Face Parsing
Implementation of a one-stage Face Parsing model using Unet architecture.
The face is divided into 10 classes (background, eyes, nose, lips, ear, hair, teeth, eyebrows, general face, beard).
This results in regions of interest that are difficult to segment. We address this problem by implementing different loss functions:
- Tversky focal loss
- Weighted Cross entropy
- α-balanced focal loss
The latter leads to a better accuracy of 0.90 (IOU-train) and 0.72 (IOU-test) for the non fine-tuned model, with a Unet-16 driven on 1 gpu.
Implementation
Language version : Python 3.7.6
Operating System : MacOS Catalina 10.15.4
Framework: Pytorch
Results
We can observe the probability map for each channel.
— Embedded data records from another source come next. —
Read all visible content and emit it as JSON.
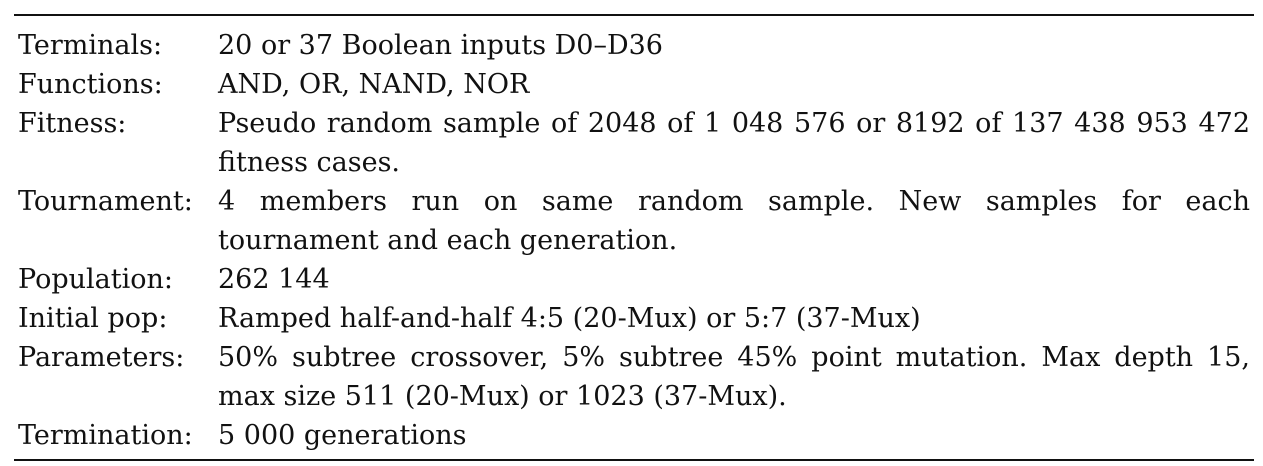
{
  "rows": [
    {
      "label": "Terminals:",
      "value": "20 or 37 Boolean inputs D0–D36"
    },
    {
      "label": "Functions:",
      "value": "AND, OR, NAND, NOR"
    },
    {
      "label": "Fitness:",
      "value": "Pseudo random sample of 2048 of 1 048 576 or 8192 of 137 438 953 472 fitness cases."
    },
    {
      "label": "Tournament:",
      "value": "4 members run on same random sample. New samples for each tournament and each generation."
    },
    {
      "label": "Population:",
      "value": "262 144"
    },
    {
      "label": "Initial pop:",
      "value": "Ramped half-and-half 4:5 (20-Mux) or 5:7 (37-Mux)"
    },
    {
      "label": "Parameters:",
      "value": "50% subtree crossover, 5% subtree 45% point mutation. Max depth 15, max size 511 (20-Mux) or 1023 (37-Mux)."
    },
    {
      "label": "Termination:",
      "value": "5 000 generations"
    }
  ]
}
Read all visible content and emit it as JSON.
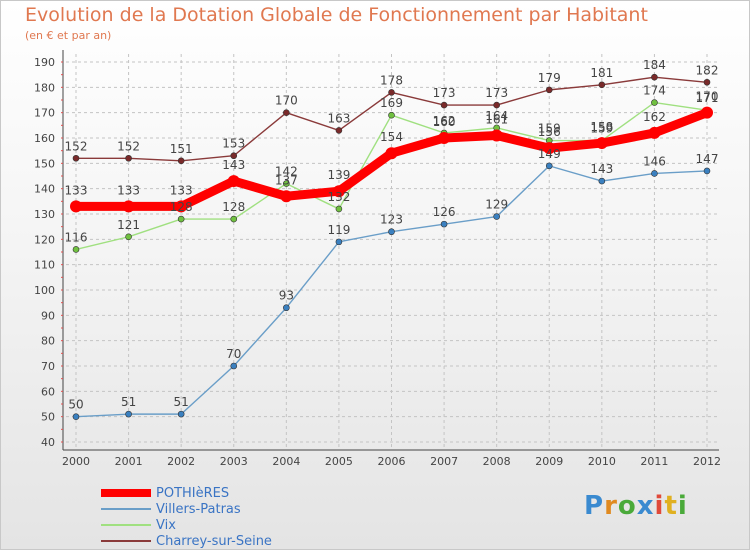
{
  "chart_data": {
    "type": "line",
    "title": "Evolution de la Dotation Globale de Fonctionnement par Habitant",
    "subtitle": "(en € et par an)",
    "xlabel": "",
    "ylabel": "",
    "ylim": [
      40,
      190
    ],
    "yticks": [
      40,
      50,
      60,
      70,
      80,
      90,
      100,
      110,
      120,
      130,
      140,
      150,
      160,
      170,
      180,
      190
    ],
    "categories": [
      "2000",
      "2001",
      "2002",
      "2003",
      "2004",
      "2005",
      "2006",
      "2007",
      "2008",
      "2009",
      "2010",
      "2011",
      "2012"
    ],
    "grid": true,
    "legend_position": "bottom-left",
    "series": [
      {
        "name": "Villers-Patras",
        "color": "#6a9ec8",
        "marker": "#3a80c0",
        "values": [
          50,
          51,
          51,
          70,
          93,
          119,
          123,
          126,
          129,
          149,
          143,
          146,
          147
        ]
      },
      {
        "name": "Vix",
        "color": "#a0e080",
        "marker": "#70c040",
        "values": [
          116,
          121,
          128,
          128,
          142,
          132,
          169,
          162,
          164,
          159,
          159,
          174,
          171
        ]
      },
      {
        "name": "Charrey-sur-Seine",
        "color": "#8a3a3a",
        "marker": "#7a2a2a",
        "values": [
          152,
          152,
          151,
          153,
          170,
          163,
          178,
          173,
          173,
          179,
          181,
          184,
          182
        ]
      },
      {
        "name": "POTHIèRES",
        "color": "#ff0000",
        "marker": "#ff0000",
        "values": [
          133,
          133,
          133,
          143,
          137,
          139,
          154,
          160,
          161,
          156,
          158,
          162,
          170
        ]
      }
    ]
  },
  "legend": {
    "items": [
      {
        "label": "POTHIèRES",
        "color": "#ff0000"
      },
      {
        "label": "Villers-Patras",
        "color": "#6a9ec8"
      },
      {
        "label": "Vix",
        "color": "#a0e080"
      },
      {
        "label": "Charrey-sur-Seine",
        "color": "#8a3a3a"
      }
    ]
  },
  "brand": {
    "letters": [
      "P",
      "r",
      "o",
      "x",
      "i",
      "t",
      "i"
    ],
    "colors": [
      "#3a8ad0",
      "#e08a20",
      "#4aaa3a",
      "#3a8ad0",
      "#e04a3a",
      "#e0b020",
      "#4aaa3a"
    ]
  }
}
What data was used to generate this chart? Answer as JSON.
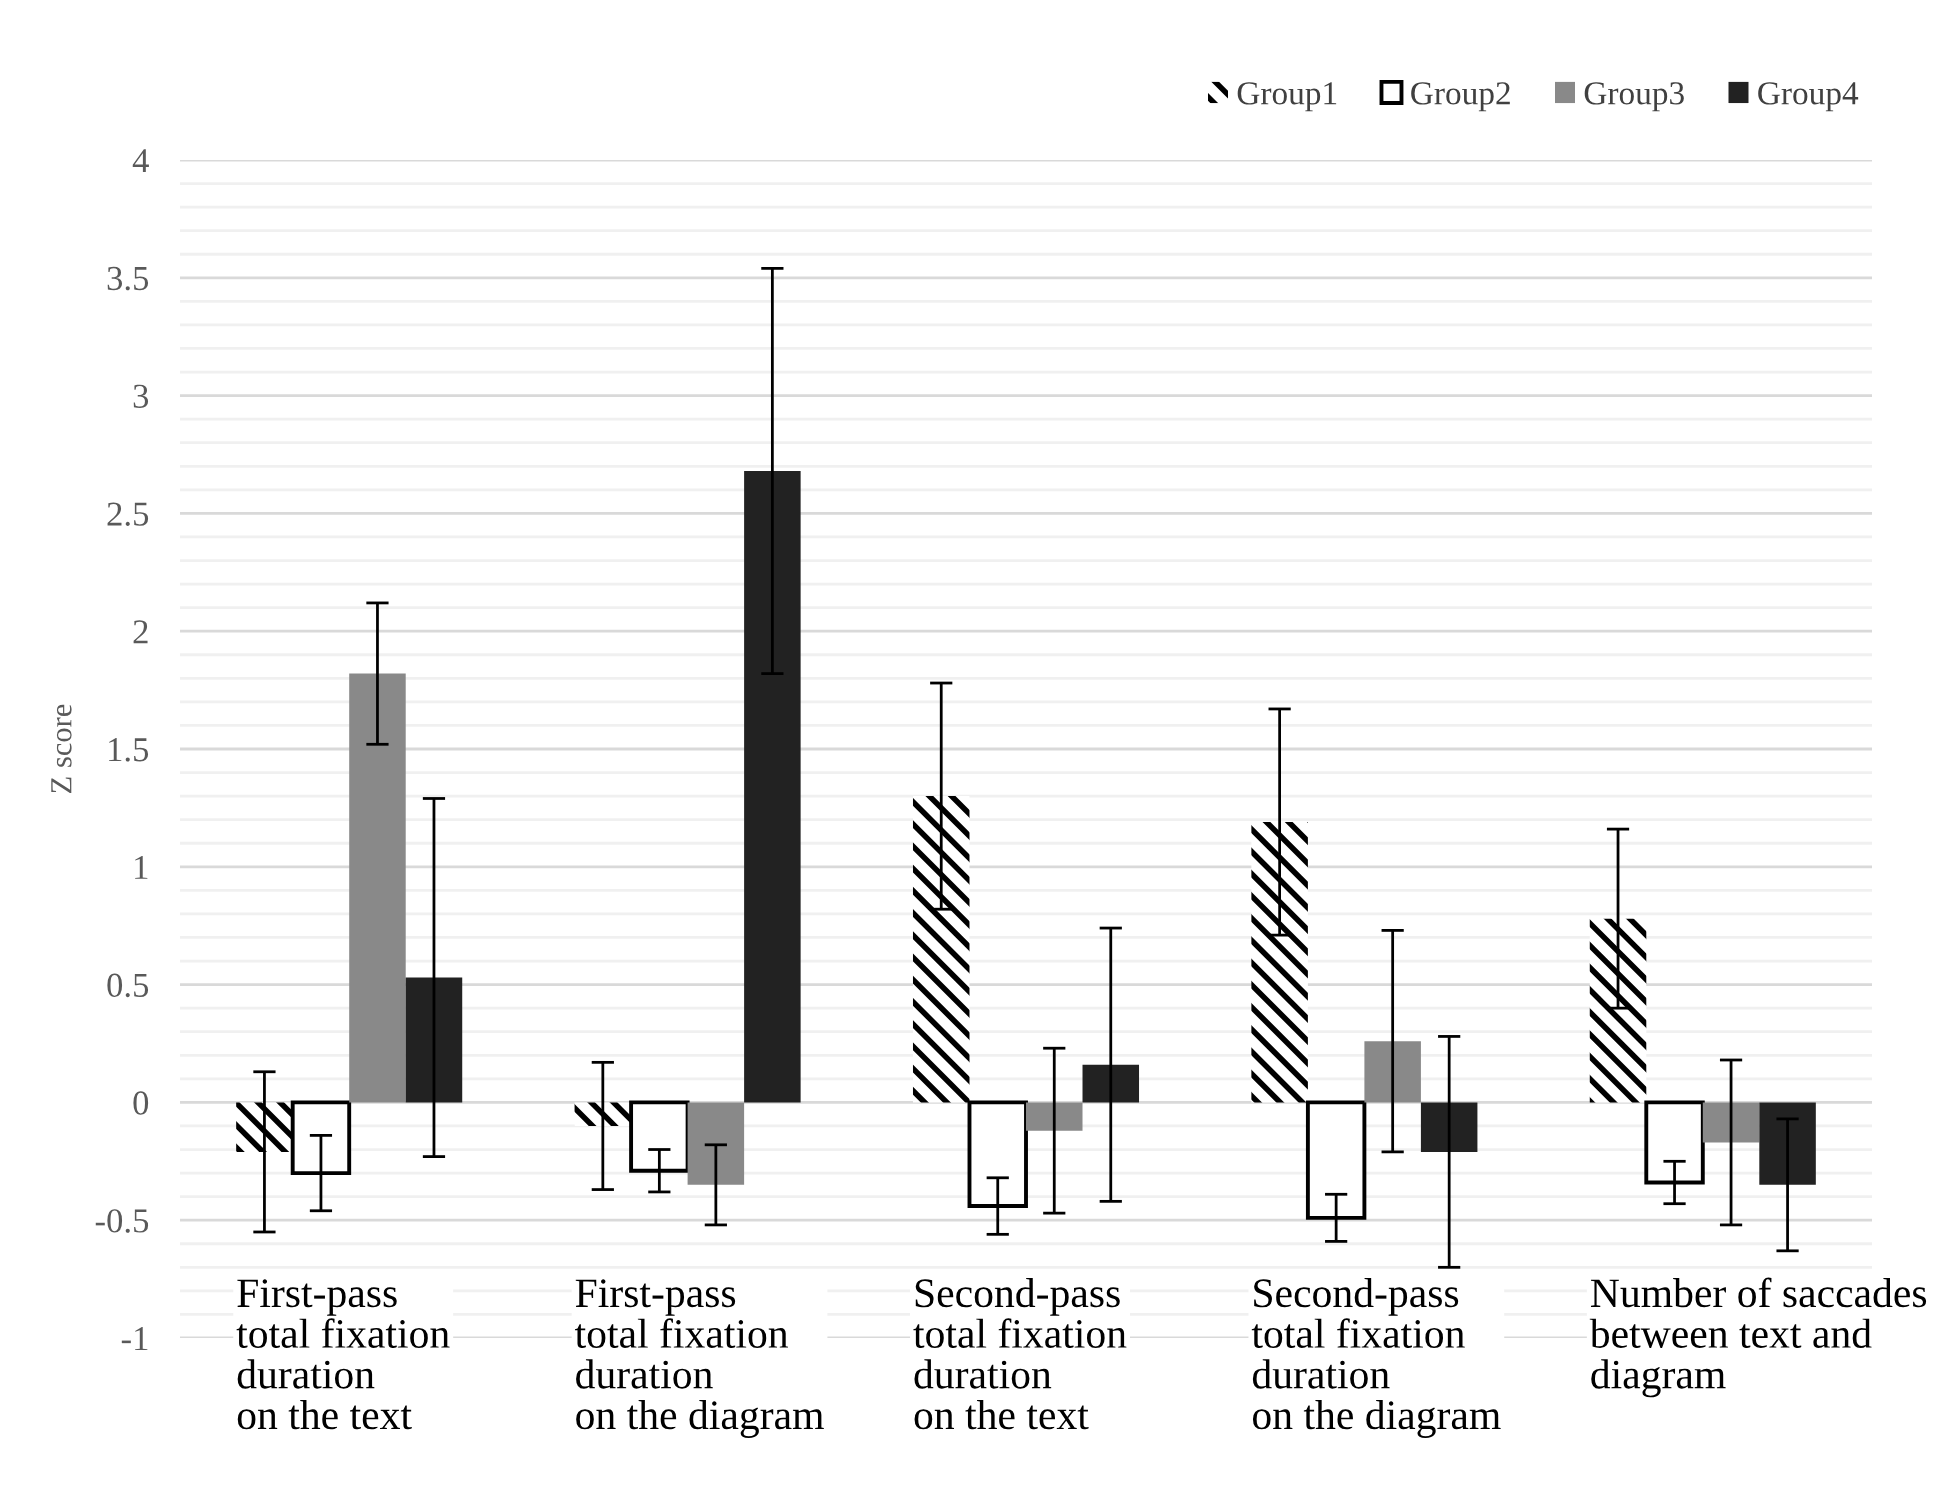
{
  "chart_data": {
    "type": "bar",
    "categories": [
      "First-pass\ntotal fixation\nduration\non the text",
      "First-pass\ntotal fixation\nduration\non the diagram",
      "Second-pass\ntotal fixation\nduration\non the text",
      "Second-pass\ntotal fixation\nduration\non the diagram",
      "Number of saccades\nbetween text and\ndiagram"
    ],
    "ylabel": "Z score",
    "ylim": [
      -1,
      4
    ],
    "yticks": [
      -1,
      {
        "value": -0.9,
        "label": null
      },
      {
        "value": -0.8,
        "label": null
      },
      {
        "value": -0.7,
        "label": null
      },
      {
        "value": -0.6,
        "label": null
      },
      -0.5,
      {
        "value": -0.4,
        "label": null
      },
      {
        "value": -0.3,
        "label": null
      },
      {
        "value": -0.2,
        "label": null
      },
      {
        "value": -0.1,
        "label": null
      },
      0,
      {
        "value": 0.1,
        "label": null
      },
      {
        "value": 0.2,
        "label": null
      },
      {
        "value": 0.3,
        "label": null
      },
      {
        "value": 0.4,
        "label": null
      },
      0.5,
      {
        "value": 0.6,
        "label": null
      },
      {
        "value": 0.7,
        "label": null
      },
      {
        "value": 0.8,
        "label": null
      },
      {
        "value": 0.9,
        "label": null
      },
      1,
      {
        "value": 1.1,
        "label": null
      },
      {
        "value": 1.2,
        "label": null
      },
      {
        "value": 1.3,
        "label": null
      },
      {
        "value": 1.4,
        "label": null
      },
      1.5,
      {
        "value": 1.6,
        "label": null
      },
      {
        "value": 1.7,
        "label": null
      },
      {
        "value": 1.8,
        "label": null
      },
      {
        "value": 1.9,
        "label": null
      },
      2,
      {
        "value": 2.1,
        "label": null
      },
      {
        "value": 2.2,
        "label": null
      },
      {
        "value": 2.3,
        "label": null
      },
      {
        "value": 2.4,
        "label": null
      },
      2.5,
      {
        "value": 2.6,
        "label": null
      },
      {
        "value": 2.7,
        "label": null
      },
      {
        "value": 2.8,
        "label": null
      },
      {
        "value": 2.9,
        "label": null
      },
      3,
      {
        "value": 3.1,
        "label": null
      },
      {
        "value": 3.2,
        "label": null
      },
      {
        "value": 3.3,
        "label": null
      },
      {
        "value": 3.4,
        "label": null
      },
      3.5,
      {
        "value": 3.6,
        "label": null
      },
      {
        "value": 3.7,
        "label": null
      },
      {
        "value": 3.8,
        "label": null
      },
      {
        "value": 3.9,
        "label": null
      },
      4
    ],
    "grid": "y",
    "legend": "top right",
    "series": [
      {
        "name": "Group1",
        "color": "#000000",
        "values": [
          -0.21,
          -0.1,
          1.3,
          1.19,
          0.78
        ],
        "errors": [
          0.34,
          0.27,
          0.48,
          0.48,
          0.38
        ]
      },
      {
        "name": "Group2",
        "color": "#ffffff",
        "values": [
          -0.3,
          -0.29,
          -0.44,
          -0.49,
          -0.34
        ],
        "errors": [
          0.16,
          0.09,
          0.12,
          0.1,
          0.09
        ]
      },
      {
        "name": "Group3",
        "color": "#898989",
        "values": [
          1.82,
          -0.35,
          -0.12,
          0.26,
          -0.17
        ],
        "errors": [
          0.3,
          0.17,
          0.35,
          0.47,
          0.35
        ]
      },
      {
        "name": "Group4",
        "color": "#222222",
        "values": [
          0.53,
          2.68,
          0.16,
          -0.21,
          -0.35
        ],
        "errors": [
          0.76,
          0.86,
          0.58,
          0.49,
          0.28
        ]
      }
    ]
  }
}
It allows us to estimate how much a pixel belongs to a specific part of the face.
Getting Started
Install dependencies:
# use a virtual-env to keep your packages unchanged
>> pip install -r requirements.txt
Train the model:
# Train the model
>> ./main.py
Inference:
from src.model import Unet
from src.framework import Context
img = "./img_relative_path.png"
# load model
model = torch.load("my_model.pt", map_location=torch.device('cpu'))
# create context
ctx = Context()
# predict
yhat = ctx.predict(model, img, plot=True)
References
- Mut1ny Face/head dataset
- U-Net: Convolutional Networks for Biomedical Image Segmentation Olaf Ronneberger, Philipp Fischer, and Thomas Brox. Tech report, arXiv, May 2015.
- A novel Focal Tversky loss function with improved Attention U-Net for lesion segmentation Abraham, Nabila and Khan, Naimul Mefraz. Tech report, arXiv, Oct 2018.
- Focal Loss for Dense Object Detection Tsung-Yi Lin, Priya Goyal, Ross Girshick, Kaiming He, Piotr Dollár. Tech report, arXiv, Feb 2018.